You pay your insurance premiums for years, on time, every month, every year. When you pay your premiums, you hope you never need your insurance because that means something bad has happened – a car wreck, a tree has fallen on the home, a water pipe has burst and flooded your home, a hurricane has wrecked your home, an illness or death has struck your family. Yet you take comfort in knowing that your insurance company will uphold their end of the bargain and pay your claim when tragedy does strike. Unfortunately, many Alabamians have found out the hard way that insurance companies don’t always uphold their end of the bargain. Despite paying premiums for years, people are sometimes left stranded by their insurance companies when they need them most. Fortunately, the law has a way to handle this situation, though it is often not easy or quick.
In Alabama, there are two causes of action against insurance companies when they wrongfully deny a claim. You can sue for breach of contract, and you can sue for bad faith.
Breach of contract is pretty straightforward. You have a contract and the insurance company did not uphold their end of it. There is good and bad news for consumers about this. The good news is that if the claim involves your home, you get to not only ask for the claim to be paid, but you get to ask for extra damages for mental anguish and emotional distress. These are legal terms for the aggravation, stress, and hardship you have suffered by having an insurance company leave your home unrepaired. The bad news is that claims for breach of contract for any other type of insurance are limited to simply asking for your claim to be paid. This often leaves people out significant amounts of money or without a way to go to court because they either have to pay a lawyer to take their case to court, or it does not make sense to hire a lawyer to handle the claim if the amount is small.
Fortunately, Alabama also recognizes insurance bad faith. Bad faith can be proven when an insurance company either refuses to investigate a claim or uses questionable methods for denying coverage.

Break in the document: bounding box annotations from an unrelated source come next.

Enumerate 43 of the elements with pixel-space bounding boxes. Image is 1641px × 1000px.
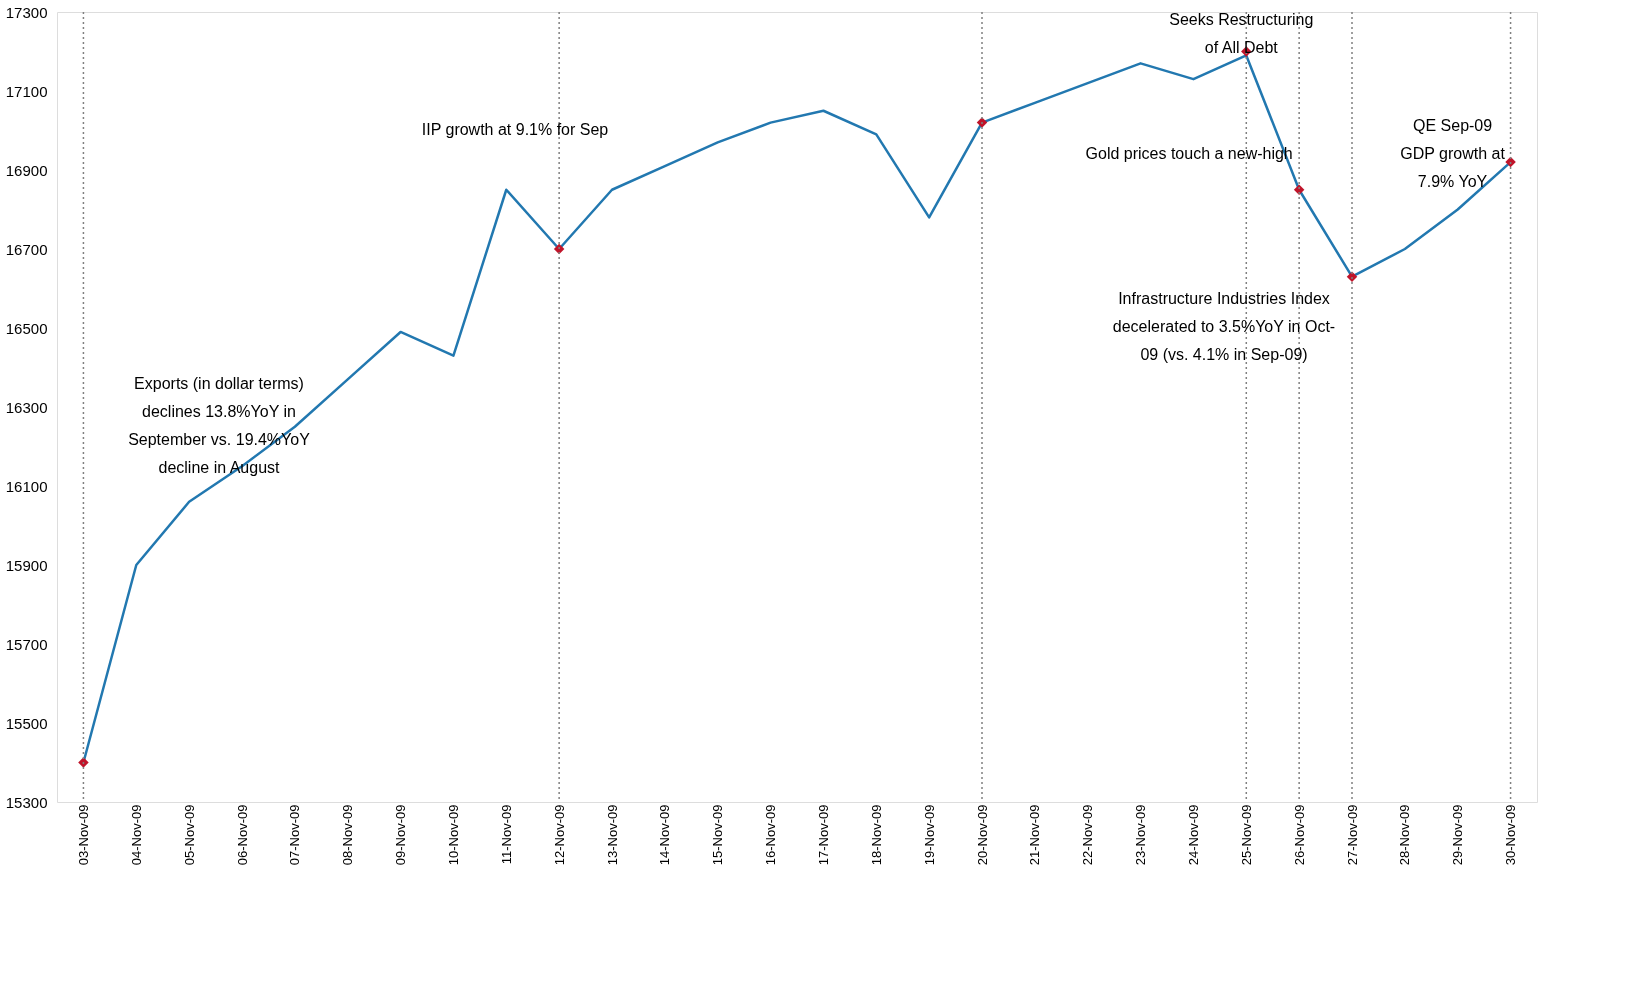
x-tick-label: 17-Nov-09 xyxy=(815,804,831,866)
y-tick-label: 15900 xyxy=(5,556,48,574)
annotation: Seeks Restructuring of All Debt xyxy=(1169,10,1314,56)
x-tick-label: 08-Nov-09 xyxy=(340,804,356,866)
x-tick-label: 13-Nov-09 xyxy=(604,804,620,866)
x-tick-label: 29-Nov-09 xyxy=(1450,804,1466,866)
y-tick-label: 16100 xyxy=(5,477,48,495)
x-tick-label: 20-Nov-09 xyxy=(974,804,990,866)
y-tick-label: 17300 xyxy=(5,3,48,21)
y-tick-label: 16900 xyxy=(5,161,48,179)
x-tick-label: 25-Nov-09 xyxy=(1238,804,1254,866)
x-tick-label: 21-Nov-09 xyxy=(1027,804,1043,866)
y-tick-label: 16700 xyxy=(5,240,48,258)
x-tick-label: 16-Nov-09 xyxy=(763,804,779,866)
x-tick-label: 28-Nov-09 xyxy=(1397,804,1413,866)
x-tick-label: 23-Nov-09 xyxy=(1133,804,1149,866)
annotation: Infrastructure Industries Index decelerated to 3.5%YoY in Oct- 09 (vs. 4.1% in Sep-09) xyxy=(1112,289,1336,363)
x-tick-label: 12-Nov-09 xyxy=(551,804,567,866)
x-tick-label: 03-Nov-09 xyxy=(75,804,91,866)
x-tick-label: 10-Nov-09 xyxy=(445,804,461,866)
y-tick-label: 15700 xyxy=(5,635,48,653)
x-tick-label: 07-Nov-09 xyxy=(287,804,303,866)
x-tick-label: 09-Nov-09 xyxy=(393,804,409,866)
y-tick-label: 15500 xyxy=(5,714,48,732)
x-tick-label: 05-Nov-09 xyxy=(181,804,197,866)
x-tick-label: 18-Nov-09 xyxy=(868,804,884,866)
y-tick-label: 17100 xyxy=(5,82,48,100)
x-tick-label: 26-Nov-09 xyxy=(1291,804,1307,866)
x-tick-label: 06-Nov-09 xyxy=(234,804,250,866)
annotation: QE Sep-09 GDP growth at 7.9% YoY xyxy=(1400,117,1506,191)
x-tick-label: 30-Nov-09 xyxy=(1503,804,1519,866)
annotation: IIP growth at 9.1% for Sep xyxy=(421,121,609,138)
x-tick-label: 24-Nov-09 xyxy=(1185,804,1201,866)
y-tick-label: 15300 xyxy=(5,793,48,811)
y-tick-label: 16500 xyxy=(5,319,48,337)
x-tick-label: 15-Nov-09 xyxy=(710,804,726,866)
x-tick-label: 27-Nov-09 xyxy=(1344,804,1360,866)
x-tick-label: 22-Nov-09 xyxy=(1080,804,1096,866)
x-tick-label: 11-Nov-09 xyxy=(498,804,514,865)
x-tick-label: 14-Nov-09 xyxy=(657,804,673,866)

If an insurance company makes up a reason to deny a claim or uses ambiguous language in the policy to deny a claim, they can be liable for bad faith. Insurance policies are often drafted in ways that make it difficult for consumers to understand them. Insurance companies are supposed to interpret their policies in such a way as to find coverage when it could possibly be available. However, insurance companies often take advantage of the complex language in their policies to deny coverage and leave people in a real bind. The good thing about insurance bad faith is that people can sue to have their claim paid, they can sue for mental anguish and emotional distress, and they can also sue for punitive damages to punish companies for acting against their policyholders’ interests.